27 So then, whoever eats the bread or drinks the cup of the Lord in an unworthy manner will be guilty of sinning against the body and blood of the Lord. 28 Everyone ought to examine themselves before they eat of the bread and drink from the cup. 29 For those who eat and drink without discerning the body of Christ eat and drink judgment on themselves. 30 That is why many among you are weak and sick, and a number of you have fallen asleep. 31 But if we were more discerning with regard to ourselves, we would not come under such judgment.32 Nevertheless, when we are judged in this way by the Lord, we are being disciplined so that we will not be finally condemned with the world.
33 So then, my brothers and sisters, when you gather to eat, you should all eat together. 34 Anyone who is hungryshould eat something at home, so that when you meet together it may not result in judgment.
And when I come I will give further directions.

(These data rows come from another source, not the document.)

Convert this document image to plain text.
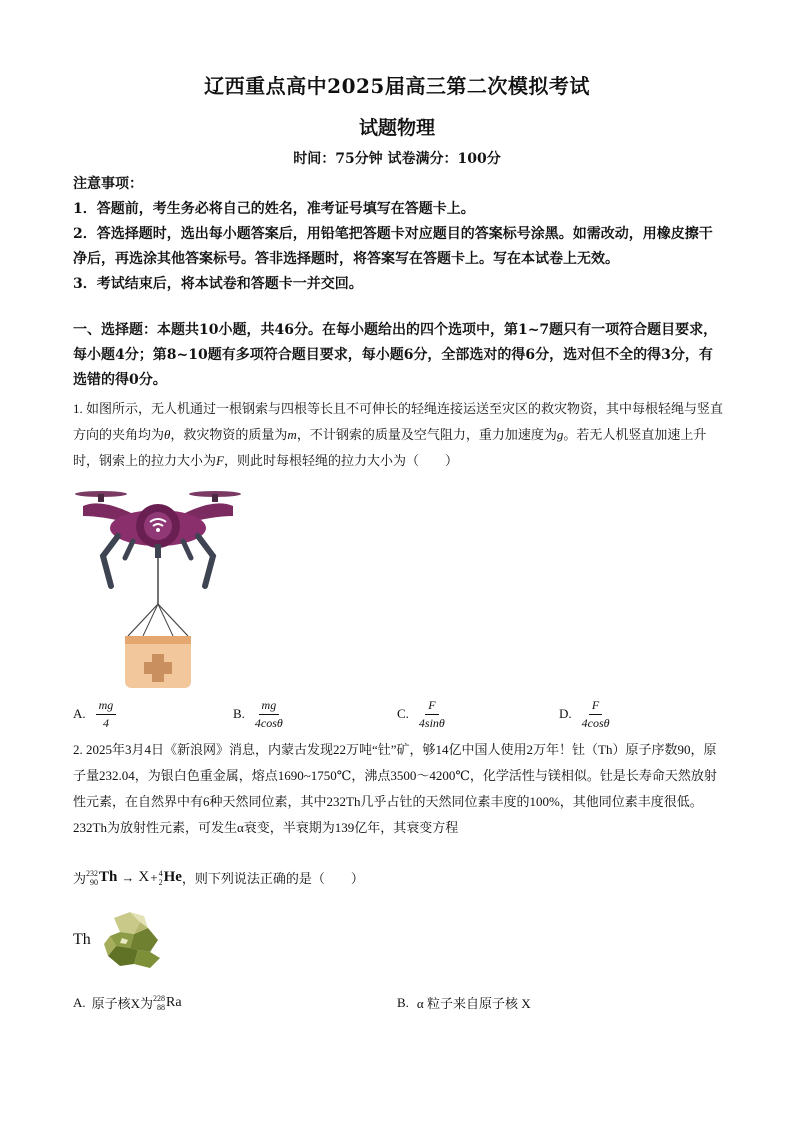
辽西重点高中2025届高三第二次模拟考试
试题物理
时间：75分钟 试卷满分：100分

注意事项：

1．答题前，考生务必将自己的姓名，准考证号填写在答题卡上。

2．答选择题时，选出每小题答案后，用铅笔把答题卡对应题目的答案标号涂黑。如需改动，用橡皮擦干净后，再选涂其他答案标号。答非选择题时，将答案写在答题卡上。写在本试卷上无效。

3．考试结束后，将本试卷和答题卡一并交回。

一、选择题：本题共10小题，共46分。在每小题给出的四个选项中，第1~7题只有一项符合题目要求，每小题4分；第8~10题有多项符合题目要求，每小题6分，全部选对的得6分，选对但不全的得3分，有选错的得0分。
1. 如图所示，无人机通过一根钢索与四根等长且不可伸长的轻绳连接运送至灾区的救灾物资，其中每根轻绳与竖直方向的夹角均为θ，救灾物资的质量为m，不计钢索的质量及空气阻力，重力加速度为g。若无人机竖直加速上升时，钢索上的拉力大小为F，则此时每根轻绳的拉力大小为（　　）
A. $\frac{mg}{4}$	B. $\frac{mg}{4\cos\theta}$	C. $\frac{F}{4\sin\theta}$	D. $\frac{F}{4\cos\theta}$
2. 2025年3月4日《新浪网》消息，内蒙古发现22万吨“钍”矿，够14亿中国人使用2万年！钍（Th）原子序数90，原子量232.04，为银白色重金属，熔点1690~1750℃，沸点3500～4200℃，化学活性与镁相似。钍是长寿命天然放射性元素，在自然界中有6种天然同位素，其中232Th几乎占钍的天然同位素丰度的100%，其他同位素丰度很低。232Th为放射性元素，可发生α衰变，半衰期为139亿年，其衰变方程
为 232
90 Th → X + 4
2 He ，则下列说法正确的是（　　）
Th
A. 原子核X为 228
88 Ra	B. α 粒子来自原子核 X
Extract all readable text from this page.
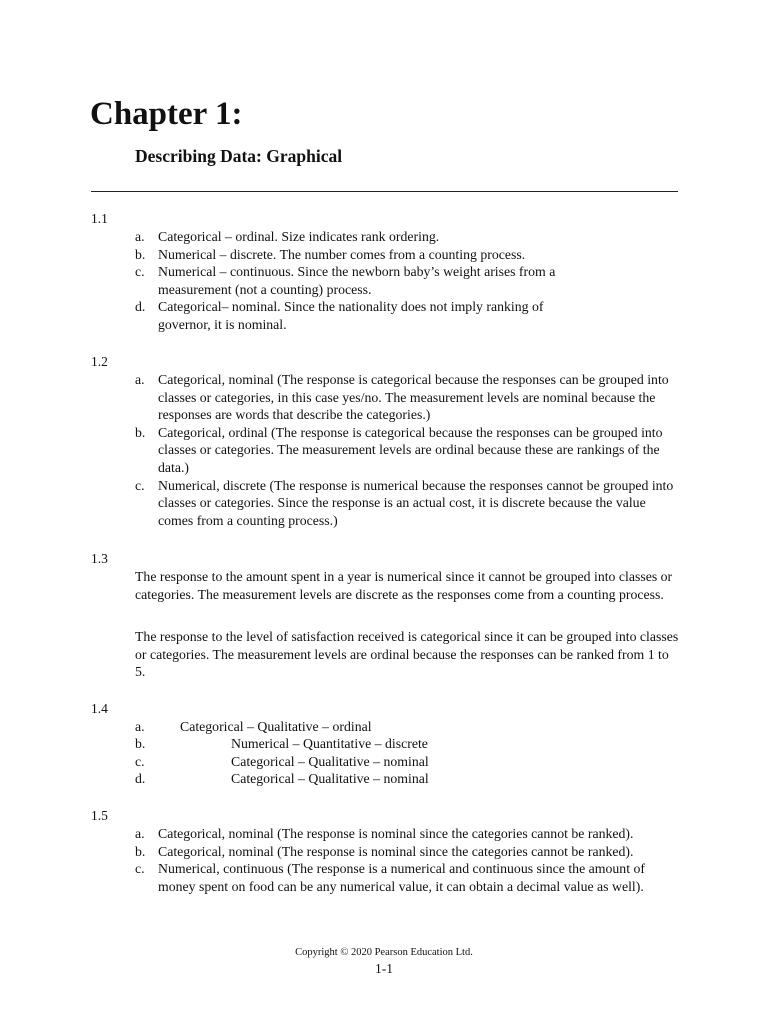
Chapter 1:
Describing Data: Graphical
1.1
a. Categorical – ordinal. Size indicates rank ordering.
b. Numerical – discrete. The number comes from a counting process.
c. Numerical – continuous. Since the newborn baby’s weight arises from a measurement (not a counting) process.
d. Categorical– nominal. Since the nationality does not imply ranking of governor, it is nominal.
1.2
a. Categorical, nominal (The response is categorical because the responses can be grouped into classes or categories, in this case yes/no. The measurement levels are nominal because the responses are words that describe the categories.)
b. Categorical, ordinal (The response is categorical because the responses can be grouped into classes or categories. The measurement levels are ordinal because these are rankings of the data.)
c. Numerical, discrete (The response is numerical because the responses cannot be grouped into classes or categories. Since the response is an actual cost, it is discrete because the value comes from a counting process.)
1.3
The response to the amount spent in a year is numerical since it cannot be grouped into classes or categories. The measurement levels are discrete as the responses come from a counting process.
The response to the level of satisfaction received is categorical since it can be grouped into classes or categories. The measurement levels are ordinal because the responses can be ranked from 1 to 5.
1.4
a.	Categorical – Qualitative – ordinal
b.	Numerical – Quantitative – discrete
c.	Categorical – Qualitative – nominal
d.	Categorical – Qualitative – nominal
1.5
a. Categorical, nominal (The response is nominal since the categories cannot be ranked).
b. Categorical, nominal (The response is nominal since the categories cannot be ranked).
c. Numerical, continuous (The response is a numerical and continuous since the amount of money spent on food can be any numerical value, it can obtain a decimal value as well).
Copyright © 2020 Pearson Education Ltd.
1-1
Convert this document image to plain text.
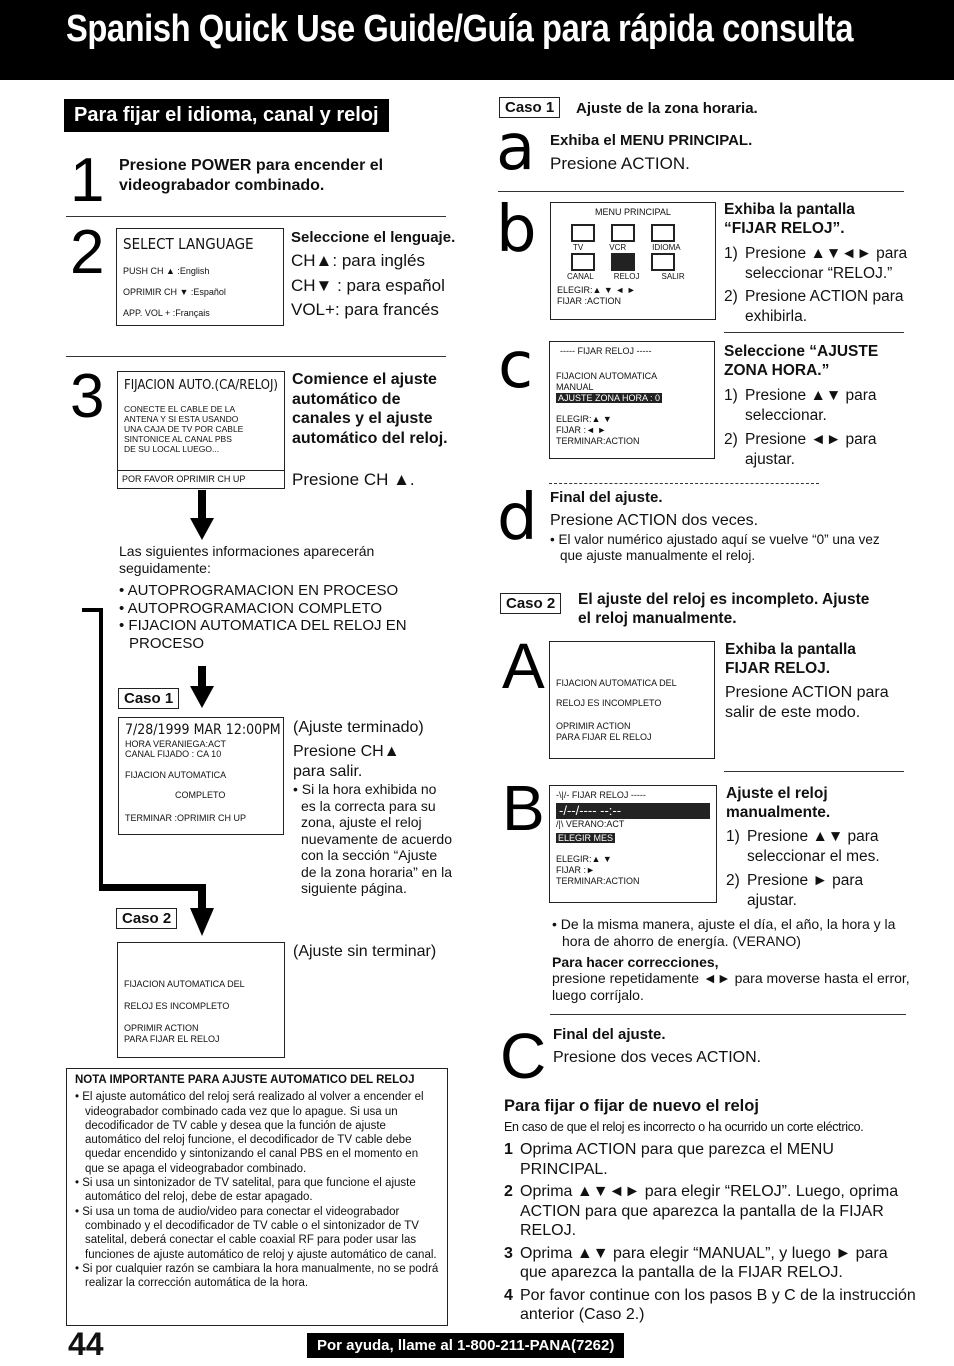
Spanish Quick Use Guide/Guía para rápida consulta
Para fijar el idioma, canal y reloj
1 Presione POWER para encender el videograbador combinado.
2 SELECT LANGUAGE
PUSH CH ▲ :English
OPRIMIR CH ▼ :Español
APP. VOL + :Français
Seleccione el lenguaje.
CH▲: para inglés
CH▼ : para español
VOL+: para francés
3 FIJACION AUTO.(CA/RELOJ)
CONECTE EL CABLE DE LA
ANTENA Y SI ESTA USANDO
UNA CAJA DE TV POR CABLE
SINTONICE AL CANAL PBS
DE SU LOCAL LUEGO...
POR FAVOR OPRIMIR CH UP
Comience el ajuste automático de canales y el ajuste automático del reloj.
Presione CH ▲.
Las siguientes informaciones aparecerán seguidamente:
• AUTOPROGRAMACION EN PROCESO
• AUTOPROGRAMACION COMPLETO
• FIJACION AUTOMATICA DEL RELOJ EN PROCESO
Caso 1
7/28/1999 MAR 12:00PM
HORA VERANIEGA:ACT
CANAL FIJADO : CA 10
FIJACION AUTOMATICA
COMPLETO
TERMINAR :OPRIMIR CH UP
(Ajuste terminado)
Presione CH▲ para salir.
• Si la hora exhibida no es la correcta para su zona, ajuste el reloj nuevamente de acuerdo con la sección “Ajuste de la zona horaria” en la siguiente página.
Caso 2
FIJACION AUTOMATICA DEL
RELOJ ES INCOMPLETO
OPRIMIR ACTION
PARA FIJAR EL RELOJ
(Ajuste sin terminar)
NOTA IMPORTANTE PARA AJUSTE AUTOMATICO DEL RELOJ
• El ajuste automático del reloj será realizado al volver a encender el videograbador combinado cada vez que lo apague. Si usa un decodificador de TV cable y desea que la función de ajuste automático del reloj funcione, el decodificador de TV cable debe quedar encendido y sintonizando el canal PBS en el momento en que se apaga el videograbador combinado.
• Si usa un sintonizador de TV satelital, para que funcione el ajuste automático del reloj, debe de estar apagado.
• Si usa un toma de audio/video para conectar el videograbador combinado y el decodificador de TV cable o el sintonizador de TV satelital, deberá conectar el cable coaxial RF para poder usar las funciones de ajuste automático de reloj y ajuste automático de canal.
• Si por cualquier razón se cambiara la hora manualmente, no se podrá realizar la corrección automática de la hora.
Caso 1	Ajuste de la zona horaria.
a Exhiba el MENU PRINCIPAL.
Presione ACTION.
b	MENU PRINCIPAL
TV	VCR	IDIOMA
CANAL	RELOJ	SALIR
ELEGIR:▲ ▼ ◄ ►
FIJAR :ACTION
Exhiba la pantalla “FIJAR RELOJ”.
1) Presione ▲▼◄► para seleccionar “RELOJ.”
2) Presione ACTION para exhibirla.
c	----- FIJAR RELOJ -----
FIJACION AUTOMATICA
MANUAL
AJUSTE ZONA HORA : 0
ELEGIR:▲ ▼
FIJAR :◄ ►
TERMINAR:ACTION
Seleccione “AJUSTE ZONA HORA.”
1) Presione ▲▼ para seleccionar.
2) Presione ◄► para ajustar.
d Final del ajuste.
Presione ACTION dos veces.
• El valor numérico ajustado aquí se vuelve “0” una vez que ajuste manualmente el reloj.
Caso 2	El ajuste del reloj es incompleto. Ajuste el reloj manualmente.
A FIJACION AUTOMATICA DEL
RELOJ ES INCOMPLETO
OPRIMIR ACTION
PARA FIJAR EL RELOJ
Exhiba la pantalla FIJAR RELOJ.
Presione ACTION para salir de este modo.
B -\|/- FIJAR RELOJ -----
-/--/---- --:--
/|\ VERANO:ACT
ELEGIR MES
ELEGIR:▲ ▼
FIJAR :►
TERMINAR:ACTION
Ajuste el reloj manualmente.
1) Presione ▲▼ para seleccionar el mes.
2) Presione ► para ajustar.
• De la misma manera, ajuste el día, el año, la hora y la hora de ahorro de energía. (VERANO)
Para hacer correcciones,
presione repetidamente ◄► para moverse hasta el error, luego corríjalo.
C Final del ajuste.
Presione dos veces ACTION.
Para fijar o fijar de nuevo el reloj
En caso de que el reloj es incorrecto o ha ocurrido un corte eléctrico.
1 Oprima ACTION para que parezca el MENU PRINCIPAL.
2 Oprima ▲▼◄► para elegir “RELOJ”. Luego, oprima ACTION para que aparezca la pantalla de la FIJAR RELOJ.
3 Oprima ▲▼ para elegir “MANUAL”, y luego ► para que aparezca la pantalla de la FIJAR RELOJ.
4 Por favor continue con los pasos B y C de la instrucción anterior (Caso 2.)
44	Por ayuda, llame al 1-800-211-PANA(7262)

The context of the discussion starts in vv. 17-22. Paul states that the Corinthians' gatherings, "Do more harm than good" because "there are divisions among you." These divisions are between the rich and the poor. "For when you are eating, some of you [the rich] go ahead with your own private suppers. As a result, one person remains hungry [the poor] and another gets drunk [the rich]. Don’t you [rich] have homes to eat and drink in? Or do you despise the church of God by humiliating those who have nothing?"

To the extent that Communion becomes a way to show off who has wealth ("Look at this sumptuous food and wine we can afford") and who does not ("We have crumbs and juice"), then the church is having Communion in "an unworthy manner."

Verse 27 is confusing, because Paul combines the two primary New Testament metaphors for Christ's body: 1) Bread and Wine as Jesus' body and blood; and 2) The Church as the body of Christ. Paul says, "Whoever eats the bread or drinks the cup [i.e. Communion] in an unworthy manner will be answering for the body and blood of the Lord [i.e. the church itself, see 1 Cor. 12]." In other words, if you start eating a feast of Communion (Christ's body-as-food) and ignore the people who are right there (Christ's body-as-people), you're missing the point.

Moreover, this chapter does NOT say that God is striking people dead because they eat communion "unworthily," even though that's how many of us have been taught to read it. Rather, Paul is pointing out the extreme inequity between the rich and the poor in the church. The wealthy who eat "without honoring the body of Christ" (v. 29) are being high-capacity consumers, ignoring the rest of the church, specifically the poor. This is why people are growing "weak and sick and some have even died." It's not God killing people for taking Communion who aren't "supposed" to. It's because the wealthy keep eating, and the poor keep starving. That's why Paul is so upset. Getting Communion so badly wrong could literally mean lives are the line.

That said, now that we are no longer anxious about God striking us down because someone ate Communion who wasn't supposed to, this allows us to look at Jesus' examples with clear eyes. Jesus had a reputation with eating with the wrong kinds of people. The Last Supper itself was offered to a man who was about to deny him (Peter) and a man who was in the middle of betraying him (Judas). Why then should the church get the authority to decide who's "allowed" to receive Communion or not? I think the answer is clear: it shouldn't.